Wanted – New ways for banks to embrace successful digital innovation without ignoring old problems

  • Bernd Richter, Partner at Capco

  • 01.09.2015 01:00 am
  • Banking , innovations

We keep hearing that banks must do more to bridge the ‘digital gap’. But, in order to create and deliver the next generation of digital customer service experiences, they require a more predictably productive development environment.

Banks are both aware of and rising to the challenge of providing a new generation of digital service experience for their customers. Some of the industry leaders are exemplary, with apps and other service touch-points that rival any competitor, including non-traditional market entrants. It is not true that banks are inherently unwilling or unable to embrace the digital age and leverage the opportunities it presents.

What many of them do face however, in contrast to other service providers, is a built-in organizational disadvantage. Typically their structures, as well as their technology, were never designed to cope with the speed of evolution that characterizes so many consumer-led offers today.

Time to market from initial concept is shrinking rapidly in almost every sector, even heavy industry. An automobile can be rolling off the production line in a fraction of the time from initial design that it took just a few years ago. Consumer Packaged Goods can be fine-tuned to align more closely with market preference, almost in real time and in close sync with customer research and social media sentiment.

In manufacturing, huge changes have been required in terms of technology, organization and culture to make near-real-time responsiveness a reality. Banks too are responding, but they do face challenges specific to the financial industry. There are three major issues to consider.

The first is culture. Although change is now gaining momentum, banks continued long after other industries to think in terms of ‘customers’ – loyal, slow to change financial service provider, likely to remain around for life – rather than ‘consumers’ – actively targeted by competitors, highly aware of product and service differentiators, willing to change brand and experiment regularly. The digital revolution is primarily a consumer revolution. This means proliferation of increasingly personalized products and services ‘at digital speed’. All of this is in stark contrast to the much slower pace of traditional bank service evolution.

The second is technology. Established financial services institutions did not deliberately plan to have complexity at the heart of their technology. But a long history of mergers, acquisitions, internally developed solutions instead of proprietary approaches and operational silos have left a difficult legacy. Disparate technology creates disproportionate difficulties, when it comes to adopting new and consumer-focused platforms.

The third challenge is the unique climate of regulation that banks have to operate in. Financial services have to conform not just to the preferences of a target market demographic or an appetite for digital service delivery. They also have to negotiate a tangled web of legislation and guidelines.

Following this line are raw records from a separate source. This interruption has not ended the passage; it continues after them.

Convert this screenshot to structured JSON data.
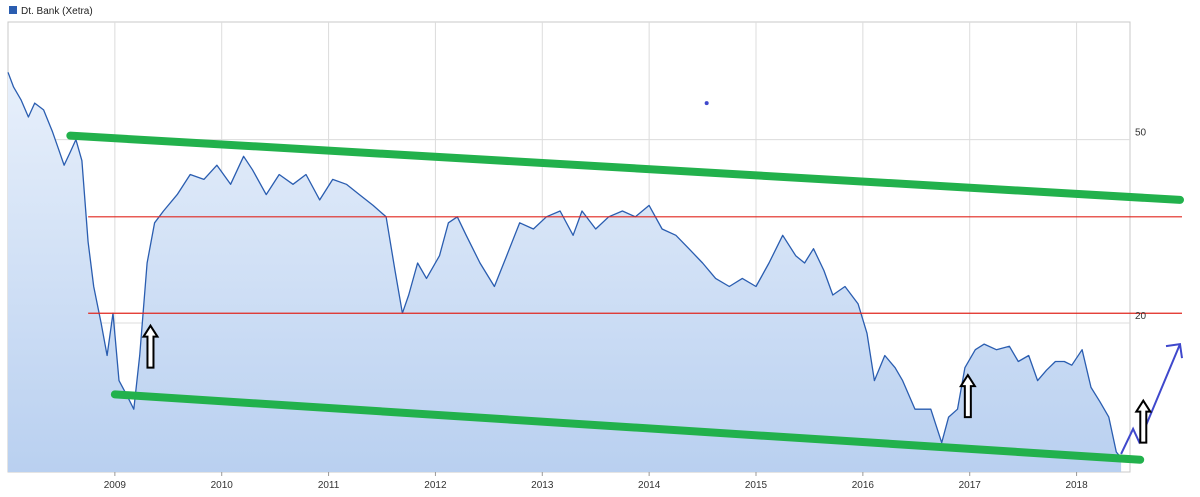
{
  "chart_data": {
    "type": "line",
    "series": [
      {
        "name": "Dt. Bank (Xetra)",
        "color": "#2a5db0",
        "points": [
          [
            "2008-01-01",
            70
          ],
          [
            "2008-01-20",
            65
          ],
          [
            "2008-02-15",
            61
          ],
          [
            "2008-03-10",
            56
          ],
          [
            "2008-04-01",
            60
          ],
          [
            "2008-05-01",
            58
          ],
          [
            "2008-06-01",
            52
          ],
          [
            "2008-06-20",
            48
          ],
          [
            "2008-07-10",
            44
          ],
          [
            "2008-08-01",
            47
          ],
          [
            "2008-08-20",
            50
          ],
          [
            "2008-09-10",
            45
          ],
          [
            "2008-10-01",
            30
          ],
          [
            "2008-10-20",
            24
          ],
          [
            "2008-11-15",
            20
          ],
          [
            "2008-12-05",
            17
          ],
          [
            "2008-12-25",
            21
          ],
          [
            "2009-01-15",
            15
          ],
          [
            "2009-02-10",
            14
          ],
          [
            "2009-03-05",
            13
          ],
          [
            "2009-03-25",
            17
          ],
          [
            "2009-04-20",
            27
          ],
          [
            "2009-05-15",
            33
          ],
          [
            "2009-06-15",
            35
          ],
          [
            "2009-08-01",
            38
          ],
          [
            "2009-09-15",
            42
          ],
          [
            "2009-11-01",
            41
          ],
          [
            "2009-12-15",
            44
          ],
          [
            "2010-02-01",
            40
          ],
          [
            "2010-03-15",
            46
          ],
          [
            "2010-04-15",
            43
          ],
          [
            "2010-06-01",
            38
          ],
          [
            "2010-07-15",
            42
          ],
          [
            "2010-09-01",
            40
          ],
          [
            "2010-10-15",
            42
          ],
          [
            "2010-12-01",
            37
          ],
          [
            "2011-01-15",
            41
          ],
          [
            "2011-03-01",
            40
          ],
          [
            "2011-04-15",
            38
          ],
          [
            "2011-06-01",
            36
          ],
          [
            "2011-07-15",
            34
          ],
          [
            "2011-08-15",
            26
          ],
          [
            "2011-09-10",
            21
          ],
          [
            "2011-10-01",
            23
          ],
          [
            "2011-11-01",
            27
          ],
          [
            "2011-12-01",
            25
          ],
          [
            "2012-01-15",
            28
          ],
          [
            "2012-02-15",
            33
          ],
          [
            "2012-03-15",
            34
          ],
          [
            "2012-04-15",
            31
          ],
          [
            "2012-06-01",
            27
          ],
          [
            "2012-07-20",
            24
          ],
          [
            "2012-09-01",
            28
          ],
          [
            "2012-10-15",
            33
          ],
          [
            "2012-12-01",
            32
          ],
          [
            "2013-01-15",
            34
          ],
          [
            "2013-03-01",
            35
          ],
          [
            "2013-04-15",
            31
          ],
          [
            "2013-05-15",
            35
          ],
          [
            "2013-07-01",
            32
          ],
          [
            "2013-08-15",
            34
          ],
          [
            "2013-10-01",
            35
          ],
          [
            "2013-11-15",
            34
          ],
          [
            "2014-01-01",
            36
          ],
          [
            "2014-02-15",
            32
          ],
          [
            "2014-04-01",
            31
          ],
          [
            "2014-05-15",
            29
          ],
          [
            "2014-07-01",
            27
          ],
          [
            "2014-08-15",
            25
          ],
          [
            "2014-10-01",
            24
          ],
          [
            "2014-11-15",
            25
          ],
          [
            "2015-01-01",
            24
          ],
          [
            "2015-02-15",
            27
          ],
          [
            "2015-04-01",
            31
          ],
          [
            "2015-05-15",
            28
          ],
          [
            "2015-06-15",
            27
          ],
          [
            "2015-07-15",
            29
          ],
          [
            "2015-08-20",
            26
          ],
          [
            "2015-09-20",
            23
          ],
          [
            "2015-11-01",
            24
          ],
          [
            "2015-12-15",
            22
          ],
          [
            "2016-01-15",
            19
          ],
          [
            "2016-02-10",
            15
          ],
          [
            "2016-03-15",
            17
          ],
          [
            "2016-04-20",
            16
          ],
          [
            "2016-05-15",
            15
          ],
          [
            "2016-06-27",
            13
          ],
          [
            "2016-07-20",
            13
          ],
          [
            "2016-08-20",
            13
          ],
          [
            "2016-09-27",
            11
          ],
          [
            "2016-10-20",
            12.5
          ],
          [
            "2016-11-20",
            13
          ],
          [
            "2016-12-15",
            16
          ],
          [
            "2017-01-20",
            17.5
          ],
          [
            "2017-02-20",
            18
          ],
          [
            "2017-04-01",
            17.5
          ],
          [
            "2017-05-15",
            17.8
          ],
          [
            "2017-06-15",
            16.5
          ],
          [
            "2017-07-20",
            17
          ],
          [
            "2017-08-20",
            15
          ],
          [
            "2017-09-20",
            15.8
          ],
          [
            "2017-10-20",
            16.5
          ],
          [
            "2017-11-20",
            16.5
          ],
          [
            "2017-12-15",
            16.2
          ],
          [
            "2018-01-20",
            17.5
          ],
          [
            "2018-02-20",
            14.5
          ],
          [
            "2018-03-20",
            13.5
          ],
          [
            "2018-04-20",
            12.5
          ],
          [
            "2018-05-15",
            10.5
          ],
          [
            "2018-06-01",
            10.2
          ]
        ]
      }
    ],
    "y_scale": "log",
    "ylim": [
      9.5,
      90
    ],
    "xlim": [
      "2008-01-01",
      "2018-07-01"
    ],
    "x_ticks": [
      "2009",
      "2010",
      "2011",
      "2012",
      "2013",
      "2014",
      "2015",
      "2016",
      "2017",
      "2018"
    ],
    "y_ticks": [
      {
        "value": 50,
        "label": "50"
      },
      {
        "value": 20,
        "label": "20"
      },
      {
        "value": 10,
        "label": ""
      }
    ],
    "grid": true,
    "legend": {
      "position": "top-left",
      "entries": [
        "Dt. Bank (Xetra)"
      ]
    },
    "annotations": {
      "channel_color": "#22b14c",
      "resistance_color": "#e0261e",
      "arrow_color": "#000000",
      "projection_color": "#3f48cc",
      "upper_channel": [
        [
          "2008-08-01",
          51
        ],
        [
          "2018-07-01",
          37
        ]
      ],
      "lower_channel": [
        [
          "2009-01-01",
          14
        ],
        [
          "2018-06-15",
          10.1
        ]
      ],
      "resistance_lines": [
        {
          "value": 34,
          "from": "2008-10-01",
          "to": "2018-07-01"
        },
        {
          "value": 21,
          "from": "2008-10-01",
          "to": "2018-07-01"
        }
      ],
      "up_arrows": [
        {
          "date": "2009-05-01",
          "value": 16
        },
        {
          "date": "2016-12-25",
          "value": 12.5
        },
        {
          "date": "2018-05-15",
          "value": 11
        }
      ],
      "projection": [
        [
          "2018-06-01",
          10.4
        ],
        [
          "2018-07-01",
          18
        ]
      ],
      "dot": [
        "2014-07-15",
        60
      ]
    }
  }
}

It’s clear these factors are not in every case fatal to the creation of a banking experience for digital natives. (Otherwise, we wouldn’t see the current proliferation of apps, new platforms, and mobile banking channels.) But, in combination, they do threaten to slow development down, to raise the costs of innovation, and to leave the field open to non-traditional financial service providers. These non-traditionals enjoy the advantage not only of being highly consumer-focused, but also of being built along ‘straight lines’ of organization and technology. Their more agile configuration makes it much easier to develop and implement new product and service offers, delivered through innovative channels.

The current situation creates an opportunity – indeed an obligation – that the fintech sector cannot ignore. We must be a lot more creative than just stating the obvious, through constant reminders of the need for banks to catch up with challengers’ digital experience development. Technology and business advisors need to show how this can be achieved, and in practical terms. And they need to do it in the context of working with the challenges and constraints listed above, rather than choosing to ignore them. 

Going forward, a truly creative environment for digital experience development will achieve at least three things.

  1. It will break down organizational silos, by creating a space where key stakeholders including marketers, technologists, innovators and deliverers can work together, to understand both the needs and demands of the consumer and the interrelationships and dependencies inside the financial institution.
  2. It will fast track development, by testing new ideas and possibilities quickly and making sure that only the strongest digital experience concepts make it all the way to market but in reduced timescales.
  3. It will help ensure that every digital initiative contributes to the overall relevance of the bank’s product and service proposition to its customers.

As banking and technology specialists, we can and must rise to the challenge of creating this environment. We need to become the catalyst for releasing and applying ‘digital inspiration’. We need to become central in defining, developing and driving opportunities in the digital space.